Reducing peak power use is an important issue during a hot summer, particularly for manufacturing plants and those greenhouse operations that require lighting during the summer. But making plans is not possible unless a common misunderstanding about managing energy is first addressed.
Many corporate leaders do not really believe it is possible to manage energy. Instead, they think using energy is simply the cost of doing business. If energy can’t be managed, what is the purpose of trying to curtail peaks?
This way of thinking will always hinder energy reductions in a company. Corporate leaders who hold these limiting beliefs will make no significant effort to change their organization’s internal processes or business plans to address energy use and costs. The initial challenge is to first convince senior managers that energy is controllable.
Once that challenge is overcome, successfully reducing peak power consumption involves four critical components:
- Analyze utility bill data
Up to 20 separate factors contribute to electricity costs. All of them can be analyzed and controlled. All of them are understood by reference to monthly utility bills. The peak demand charge is certainly a significant factor impacting monthly energy costs. But it is necessary to understand the other factors as well. For example: Is the utility rate structure the right one? What is the site’s power factor? Is there a penalty for it? How much do utility costs vary over time? Why do they vary?
Typically, most companies that diligently review utility data realize 5 to 10% in savings and cost avoidance. CEOs that were initially reluctant to embrace energy management do so, once they see the compelling business case for action. Analyzing utility bills is the strategic enabler for action.
2. Analyze plant equipment
Compile a list of major equipment and the corresponding operating schedules. Assess when the equipment operates and when it should be turned on and off. Review if specific equipment could be shifted to other time slots, without hampering production.
It is important for both maintenance and production teams to define the equipment list and schedule. Together, they can accurately answer the question, “How can this equipment be operated to reduce energy costs without negatively impacting production?”

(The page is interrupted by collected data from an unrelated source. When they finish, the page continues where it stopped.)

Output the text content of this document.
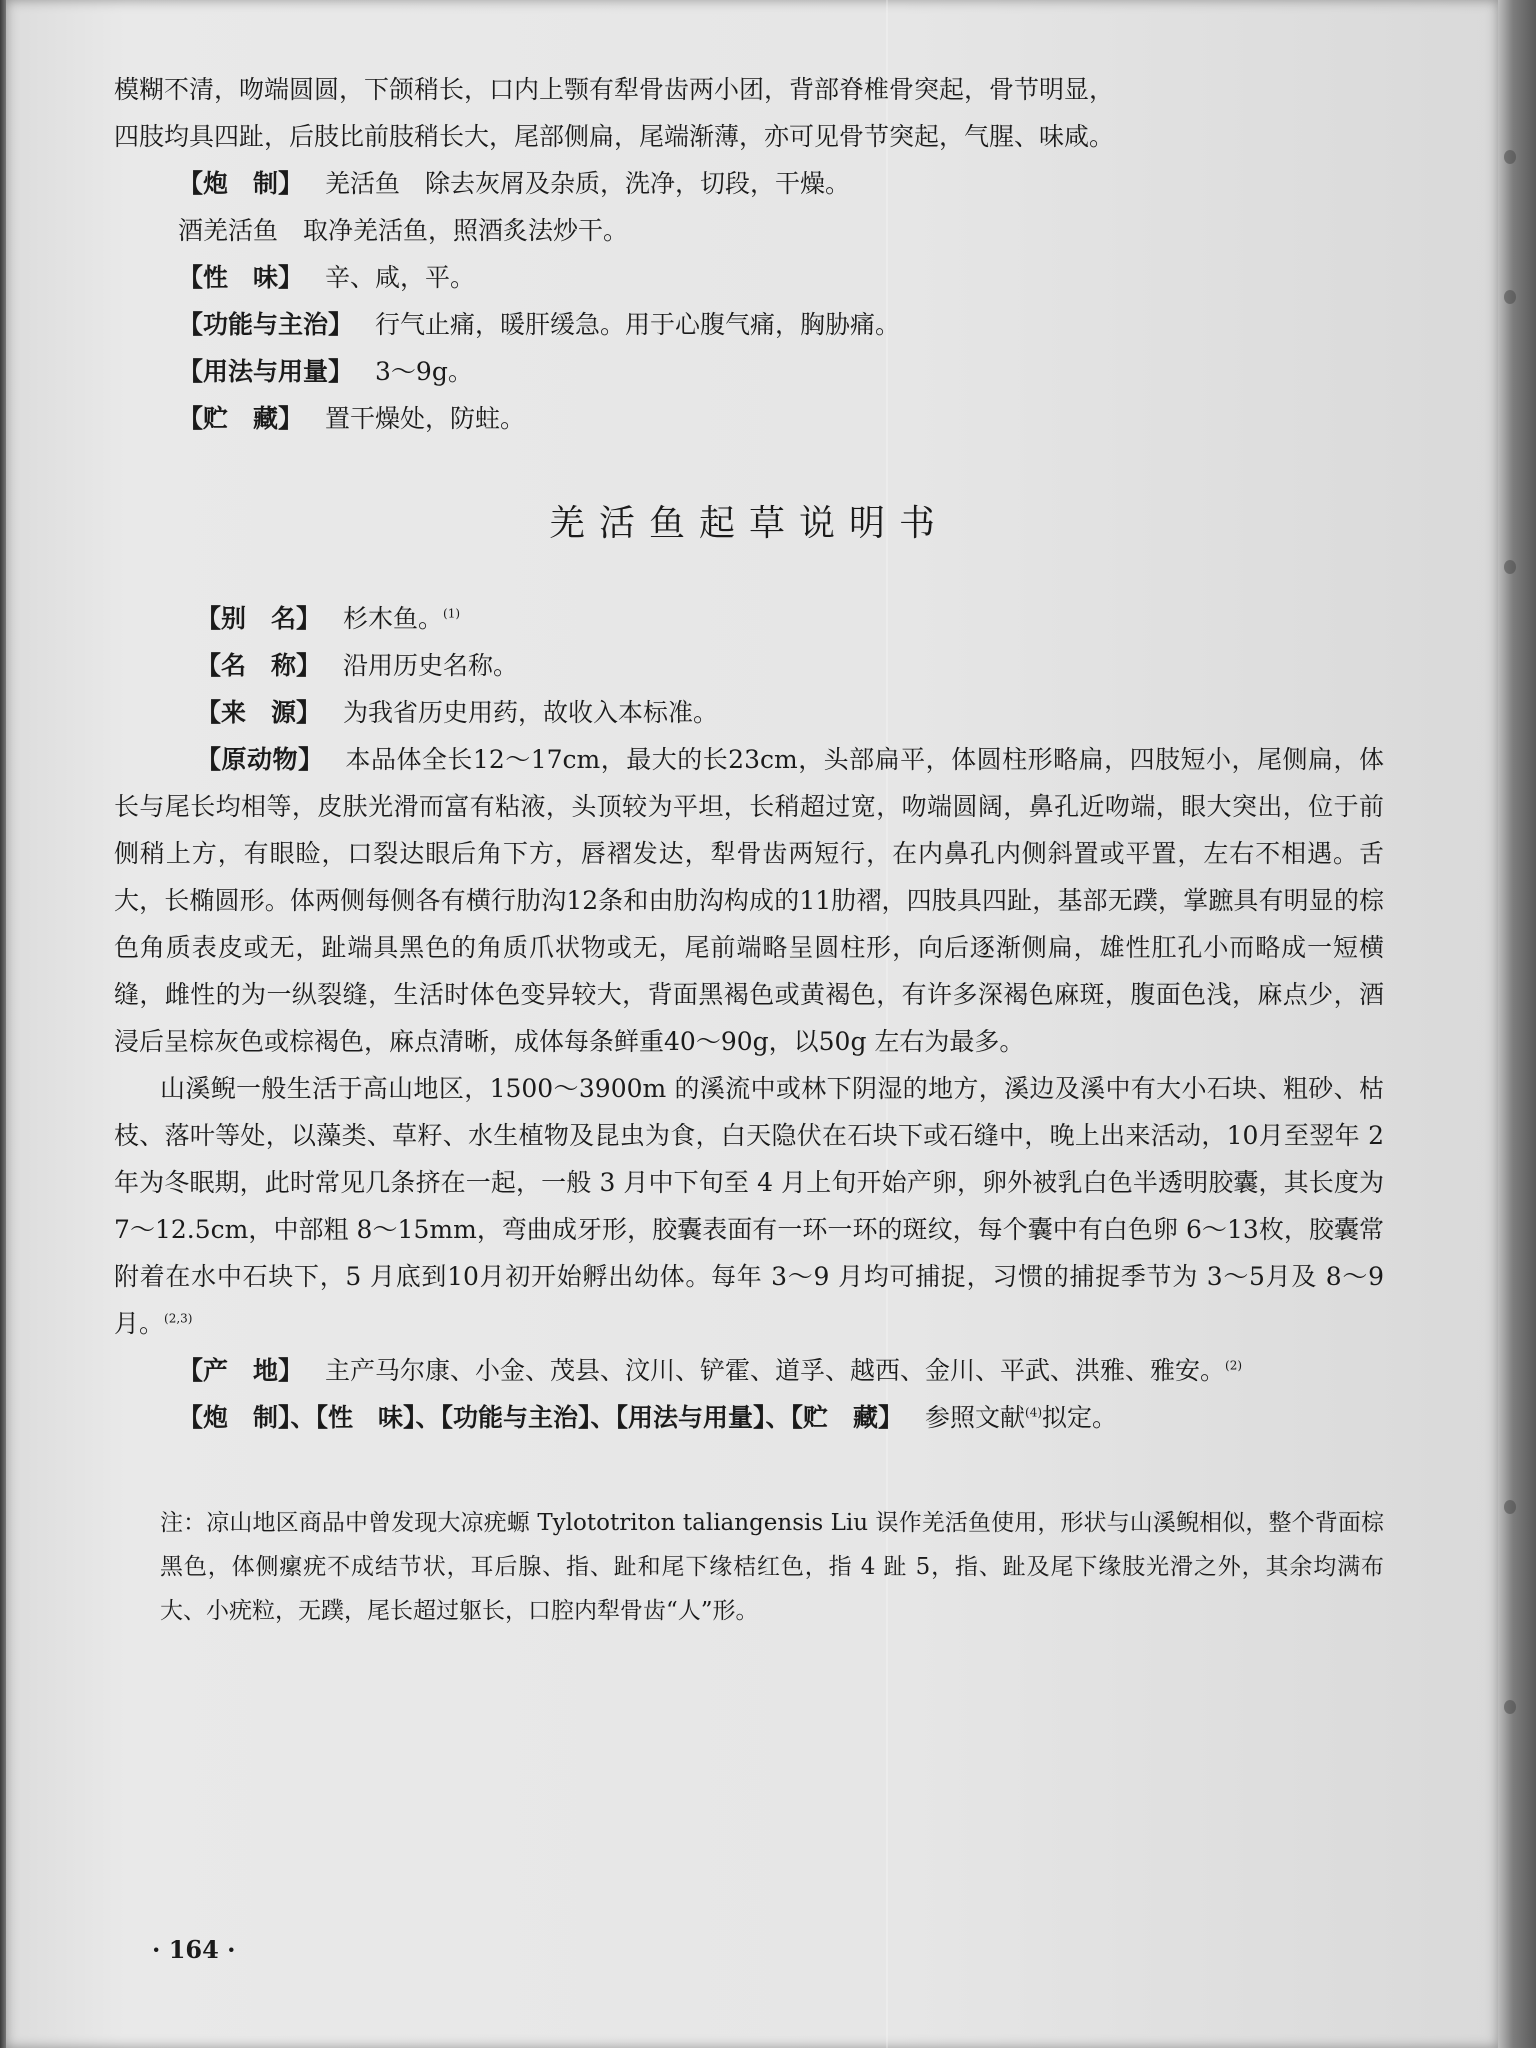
模糊不清，吻端圆圆，下颌稍长，口内上颚有犁骨齿两小团，背部脊椎骨突起，骨节明显，

四肢均具四趾，后肢比前肢稍长大，尾部侧扁，尾端渐薄，亦可见骨节突起，气腥、味咸。

【炮　制】 羌活鱼　除去灰屑及杂质，洗净，切段，干燥。

酒羌活鱼　取净羌活鱼，照酒炙法炒干。

【性　味】 辛、咸，平。

【功能与主治】 行气止痛，暖肝缓急。用于心腹气痛，胸胁痛。

【用法与用量】 3～9g。

【贮　藏】 置干燥处，防蛀。

羌活鱼起草说明书

【别　名】 杉木鱼。$^{(1)}$

【名　称】 沿用历史名称。

【来　源】 为我省历史用药，故收入本标准。

【原动物】 本品体全长12～17cm，最大的长23cm，头部扁平，体圆柱形略扁，四肢短小，尾侧扁，体长与尾长均相等，皮肤光滑而富有粘液，头顶较为平坦，长稍超过宽，吻端圆阔，鼻孔近吻端，眼大突出，位于前侧稍上方，有眼睑，口裂达眼后角下方，唇褶发达，犁骨齿两短行，在内鼻孔内侧斜置或平置，左右不相遇。舌大，长椭圆形。体两侧每侧各有横行肋沟12条和由肋沟构成的11肋褶，四肢具四趾，基部无蹼，掌蹠具有明显的棕色角质表皮或无，趾端具黑色的角质爪状物或无，尾前端略呈圆柱形，向后逐渐侧扁，雄性肛孔小而略成一短横缝，雌性的为一纵裂缝，生活时体色变异较大，背面黑褐色或黄褐色，有许多深褐色麻斑，腹面色浅，麻点少，酒浸后呈棕灰色或棕褐色，麻点清晰，成体每条鲜重40～90g，以50g 左右为最多。

山溪鲵一般生活于高山地区，1500～3900m 的溪流中或林下阴湿的地方，溪边及溪中有大小石块、粗砂、枯枝、落叶等处，以藻类、草籽、水生植物及昆虫为食，白天隐伏在石块下或石缝中，晚上出来活动，10月至翌年 2 年为冬眠期，此时常见几条挤在一起，一般 3 月中下旬至 4 月上旬开始产卵，卵外被乳白色半透明胶囊，其长度为 7～12.5cm，中部粗 8～15mm，弯曲成牙形，胶囊表面有一环一环的斑纹，每个囊中有白色卵 6～13枚，胶囊常附着在水中石块下，5 月底到10月初开始孵出幼体。每年 3～9 月均可捕捉，习惯的捕捉季节为 3～5月及 8～9 月。$^{(2,3)}$

【产　地】 主产马尔康、小金、茂县、汶川、铲霍、道孚、越西、金川、平武、洪雅、雅安。$^{(2)}$

【炮　制】、【性　味】、【功能与主治】、【用法与用量】、【贮　藏】 参照文献$^{(4)}$拟定。

注：凉山地区商品中曾发现大凉疣螈 Tylototriton taliangensis Liu 误作羌活鱼使用，形状与山溪鲵相似，整个背面棕黑色，体侧瘰疣不成结节状，耳后腺、指、趾和尾下缘桔红色，指 4 趾 5，指、趾及尾下缘肢光滑之外，其余均满布大、小疣粒，无蹼，尾长超过躯长，口腔内犁骨齿“人”形。

· 164 ·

3. Analyze interval energy data
The next step is to query the interval data. This data comes from utility main service meters which record how much energy is used on an hourly or, in some cases, more frequent basis.
As the interval data is collected, reported and analyzed, patterns will emerge. For example, how much energy is used during non-production times compared to production times? And how does that level of consumption compare to earlier expectations? Interval data can be used to identify site anomalies and then guide a search for the causes.
Interval data is particularly useful for peak electrical use planning. It is granular and tactical and it provides the necessary clues for how to reduce base load or flatten peak use.
An organization can often avoid significant costs if it reduces energy consumption during periods when grids are strained. Many jurisdictions offer demand management programs that reward companies for reducing their consumption at these critical times. Access to hourly data is essential for participation.
4. Take evidence-based action
When an organization commits to a corporate energy strategy, no one person can do all that is required. Rather, a broad, diverse corporate team is needed to guide planning and implementation.
Site-specific teams can use interval data to map their facilities’ energy loads on the basis of operating hours and specific equipment. Once a load profile is created, then targets and accountabilities can be set, providing the context for peak electricity use planning.
Executives must approve and direct the corporate energy strategy, while cross-functional teams work collaboratively to understand energy use and costs within their organization. Data analyses inform the business case for taking action.
Using a comprehensive approach provides access to the full energy management toolbox. Organizations gain a sophisticated understanding of their equipment and operations. They also gain the capacity to successfully implement energy-saving initiatives, including those relating to peak periods.